In all human probability no woman's footprint had impressed itself upon that turf before.

The valley took a turn westward round a great sloping forest of pine and silver-birch, harmoniously mingled, about half a mile from the sea, and soon afterwards the hills closed menacingly over the noisy river. The water here was very rough and broken. At times a great smooth pool, half an acre in extent, twenty feet in depth, would lie at the foot of a series of roaring waterfalls of no great height, but infinite variety. Again, there were long broken rapids, which only a salmon could expect to stem, and here and there smooth runs almost navigable for a boat.

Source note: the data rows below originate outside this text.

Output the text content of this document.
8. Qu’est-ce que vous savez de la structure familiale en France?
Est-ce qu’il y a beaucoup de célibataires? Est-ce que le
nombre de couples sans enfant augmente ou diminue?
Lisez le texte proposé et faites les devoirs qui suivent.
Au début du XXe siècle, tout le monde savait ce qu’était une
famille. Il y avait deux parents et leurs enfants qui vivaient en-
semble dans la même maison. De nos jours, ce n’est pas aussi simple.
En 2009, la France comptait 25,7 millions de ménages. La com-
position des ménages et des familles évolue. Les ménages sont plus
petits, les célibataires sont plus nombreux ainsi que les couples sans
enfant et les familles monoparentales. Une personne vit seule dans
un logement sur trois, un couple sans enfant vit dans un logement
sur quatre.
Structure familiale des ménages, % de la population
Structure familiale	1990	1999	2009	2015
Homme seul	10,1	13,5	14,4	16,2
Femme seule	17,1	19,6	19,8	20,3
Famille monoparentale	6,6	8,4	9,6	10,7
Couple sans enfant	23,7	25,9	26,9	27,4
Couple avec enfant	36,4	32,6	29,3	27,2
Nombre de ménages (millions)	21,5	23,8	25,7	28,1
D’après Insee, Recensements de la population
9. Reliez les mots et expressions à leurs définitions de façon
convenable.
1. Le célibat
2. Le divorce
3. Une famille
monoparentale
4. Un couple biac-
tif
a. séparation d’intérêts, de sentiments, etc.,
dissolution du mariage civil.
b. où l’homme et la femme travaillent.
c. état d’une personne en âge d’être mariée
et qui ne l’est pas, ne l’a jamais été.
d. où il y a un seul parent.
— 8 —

Regardless of peaty pool and treacherous rivulets running over brilliant turf, Brenda hurried on. The mere bodily fatigue was a comfort to her, the very act of breaking the small branches in her way a solace. It was now nearly midnight, and already on the snowfield above her the pearly pink light of morning crept on its glistening way. The twilight was no longer lowering, but full of fresh promise. A new day softly smiled upon the silent land which had known no night; but to the solitary girl it brought little hope.

Suddenly she stopped and listened intently. A distant crackle of dry wood beneath a human tread repeated itself. Someone was approaching rapidly.

A moment later Theo Trist stood before her, but she scarcely recognised him. Her first feeling was one of utter surprise that his meek eyes could look so resolute. The man's face was changed, and he who stood before Brenda was not the well-bred, quiet gentleman, but the lost soldier. She did not realize then that he had been fifteen hours on his feet with hardly any food. She scarcely noticed that his clothes were wet, and clinging to his limbs, and that he was without his waterproof. All she saw, all she had eyes for, was that strange incongruous face where resolution dominated so suddenly.

He it was who broke the silence, and he was forced to shout, because they were so close to the river.

'Where is Mrs. Wylie?' he asked.

'She is at the mouth of the river,' replied Brenda—'in the boat, waiting.'

'Come away!' he shouted, beckoning with his head, and they moved through the pine-wood further inland, where the brawl of the stream was less disagreeable.

Then he took her hand in his, and looked down into her face with unconscious scrutiny.